In his podcast Roberts on Smith, Ricardo, and Trade, Russ Roberts states that self-sufficiency is the road to poverty. Roberts elaborates on the economic theories of Adam Smith and David Ricardo to explain how specialization and trade create wealth and how how radical self-sufficiency leads to poverty.
Suppose you decide to grow your own food. Are you going to buy your gardening tools from Ace Hardware? If you really want to be self-reliant, you should make your own tools. Are you going to take your chances with what water happens to fall on your property, or are you going to rely on municipal water? Are you going to forgo fertilizer or rely on someone else to sell it to you? Carried to extremes, self-reliance ends in a Robinson Crusoe-like existence.
People in poor countries are often poor because they are self-reliant in the sense that they must do many things for themselves.
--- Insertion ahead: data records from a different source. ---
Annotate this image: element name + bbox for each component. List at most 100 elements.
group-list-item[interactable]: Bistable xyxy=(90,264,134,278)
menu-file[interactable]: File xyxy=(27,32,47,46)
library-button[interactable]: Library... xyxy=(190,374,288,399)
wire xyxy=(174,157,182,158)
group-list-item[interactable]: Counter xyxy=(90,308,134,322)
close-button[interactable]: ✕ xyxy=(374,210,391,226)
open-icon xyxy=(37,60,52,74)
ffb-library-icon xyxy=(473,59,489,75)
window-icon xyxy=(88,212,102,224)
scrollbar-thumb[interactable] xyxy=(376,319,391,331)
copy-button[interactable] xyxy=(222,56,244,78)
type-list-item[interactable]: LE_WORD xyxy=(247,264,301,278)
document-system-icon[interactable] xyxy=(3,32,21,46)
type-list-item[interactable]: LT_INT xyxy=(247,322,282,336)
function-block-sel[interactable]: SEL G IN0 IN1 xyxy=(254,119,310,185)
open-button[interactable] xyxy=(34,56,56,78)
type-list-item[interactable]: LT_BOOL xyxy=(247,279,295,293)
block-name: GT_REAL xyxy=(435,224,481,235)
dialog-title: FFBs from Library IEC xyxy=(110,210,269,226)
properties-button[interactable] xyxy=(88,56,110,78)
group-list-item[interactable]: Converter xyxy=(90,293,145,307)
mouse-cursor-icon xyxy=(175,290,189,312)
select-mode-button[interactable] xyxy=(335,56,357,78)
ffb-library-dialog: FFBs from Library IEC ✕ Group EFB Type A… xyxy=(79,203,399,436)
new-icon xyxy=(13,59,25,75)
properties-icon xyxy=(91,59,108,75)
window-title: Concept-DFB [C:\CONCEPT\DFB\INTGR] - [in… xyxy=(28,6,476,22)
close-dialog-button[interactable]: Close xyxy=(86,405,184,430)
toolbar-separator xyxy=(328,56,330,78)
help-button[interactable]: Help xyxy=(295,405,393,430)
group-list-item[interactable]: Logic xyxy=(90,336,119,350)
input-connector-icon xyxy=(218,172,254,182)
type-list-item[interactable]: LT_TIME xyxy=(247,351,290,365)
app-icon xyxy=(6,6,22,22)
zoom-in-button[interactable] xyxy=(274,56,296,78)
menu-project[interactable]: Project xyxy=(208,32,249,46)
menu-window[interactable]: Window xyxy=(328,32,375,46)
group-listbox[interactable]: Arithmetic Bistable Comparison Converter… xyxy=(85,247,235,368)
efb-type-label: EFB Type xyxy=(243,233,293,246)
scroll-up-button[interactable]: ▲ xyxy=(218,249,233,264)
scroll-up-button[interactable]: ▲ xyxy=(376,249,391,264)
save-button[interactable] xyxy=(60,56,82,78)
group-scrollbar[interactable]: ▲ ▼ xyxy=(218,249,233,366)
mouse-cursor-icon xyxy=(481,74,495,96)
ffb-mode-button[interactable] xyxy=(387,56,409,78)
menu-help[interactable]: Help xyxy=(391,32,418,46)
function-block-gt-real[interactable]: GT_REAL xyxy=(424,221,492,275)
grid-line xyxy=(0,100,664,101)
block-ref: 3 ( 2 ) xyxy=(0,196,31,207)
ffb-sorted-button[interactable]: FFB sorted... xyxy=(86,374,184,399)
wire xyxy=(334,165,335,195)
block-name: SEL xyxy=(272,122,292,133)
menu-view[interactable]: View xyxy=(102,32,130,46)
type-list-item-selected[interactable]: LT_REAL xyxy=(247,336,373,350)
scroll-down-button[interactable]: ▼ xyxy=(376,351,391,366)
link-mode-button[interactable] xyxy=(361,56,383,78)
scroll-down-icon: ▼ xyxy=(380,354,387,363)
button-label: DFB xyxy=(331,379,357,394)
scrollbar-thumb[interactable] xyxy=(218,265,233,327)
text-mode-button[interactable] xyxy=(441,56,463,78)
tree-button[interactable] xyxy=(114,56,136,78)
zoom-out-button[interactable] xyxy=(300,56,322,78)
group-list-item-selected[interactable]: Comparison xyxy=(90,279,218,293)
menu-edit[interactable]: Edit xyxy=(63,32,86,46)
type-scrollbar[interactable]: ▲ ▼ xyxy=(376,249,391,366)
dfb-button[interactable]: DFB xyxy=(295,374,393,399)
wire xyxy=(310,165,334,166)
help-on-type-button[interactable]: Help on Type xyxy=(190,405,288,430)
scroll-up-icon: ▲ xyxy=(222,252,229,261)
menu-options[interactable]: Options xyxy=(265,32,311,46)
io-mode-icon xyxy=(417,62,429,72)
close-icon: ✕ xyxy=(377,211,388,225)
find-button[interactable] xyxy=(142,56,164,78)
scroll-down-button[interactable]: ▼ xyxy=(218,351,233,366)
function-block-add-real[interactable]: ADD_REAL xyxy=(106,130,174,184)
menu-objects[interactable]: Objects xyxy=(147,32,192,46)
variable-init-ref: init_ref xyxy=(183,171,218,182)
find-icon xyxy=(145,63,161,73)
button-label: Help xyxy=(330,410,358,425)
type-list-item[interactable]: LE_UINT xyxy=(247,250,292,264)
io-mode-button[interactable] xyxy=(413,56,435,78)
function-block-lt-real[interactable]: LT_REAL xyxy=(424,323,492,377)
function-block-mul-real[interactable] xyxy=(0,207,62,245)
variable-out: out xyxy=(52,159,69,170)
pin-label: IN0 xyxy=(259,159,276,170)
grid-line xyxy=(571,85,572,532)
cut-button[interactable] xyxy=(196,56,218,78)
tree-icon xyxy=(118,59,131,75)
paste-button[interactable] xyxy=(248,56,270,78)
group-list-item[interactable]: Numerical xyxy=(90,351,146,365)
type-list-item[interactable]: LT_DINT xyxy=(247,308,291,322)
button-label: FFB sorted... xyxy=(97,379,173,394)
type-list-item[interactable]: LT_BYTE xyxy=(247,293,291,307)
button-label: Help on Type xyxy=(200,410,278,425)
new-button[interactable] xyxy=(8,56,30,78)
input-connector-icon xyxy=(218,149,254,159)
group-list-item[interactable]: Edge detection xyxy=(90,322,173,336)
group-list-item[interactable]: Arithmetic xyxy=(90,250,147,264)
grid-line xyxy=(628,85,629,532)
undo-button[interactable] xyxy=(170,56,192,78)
They do not have the opportunities for specialization and trade that are available to those who live in more prosperous countries.
Some degree of self-reliance makes economic sense. Transaction costs, for example, make it impractical to outsource small tasks. It also makes sense to do some things that are not economically feasible. For example, an orthodontist may choose to make some of her own clothing or keep a garden for the pleasure of doing so, not because these activities are worth her time. In general, however, specialization and large trading communities are the road to prosperity. Without a large economic community, no one can become an orthodontist (or an accountant, barrista, electrician, …)
Why do we so often value self-sufficiency more than specialization and trade? Here are a three reasons that come to mind.
- In America, self-sufficiency is deeply rooted in our culture. We admire the pioneer spirit, and this leads to seeing as virtues actions that were once a necessity.
- Self-sufficient people are generally well liked, especially if they’re not too prosperous. Conversely, those who create wealth by leveraging the labor of others are often treated with suspicion and jealously.
- Our school system encourages “well-roundedness” rather than excellence. The way to succeed is to be moderately good at everything, even if you’re not outstanding at anything. (More on this idea here.)
Update: After writing this post, I read Russ Robert’s book The Choice: A Fable of Free Trade and Protectionism. I discovered one of the later chapters is entitled “Self-Sufficiency Is the Road to Poverty.” Excellent book.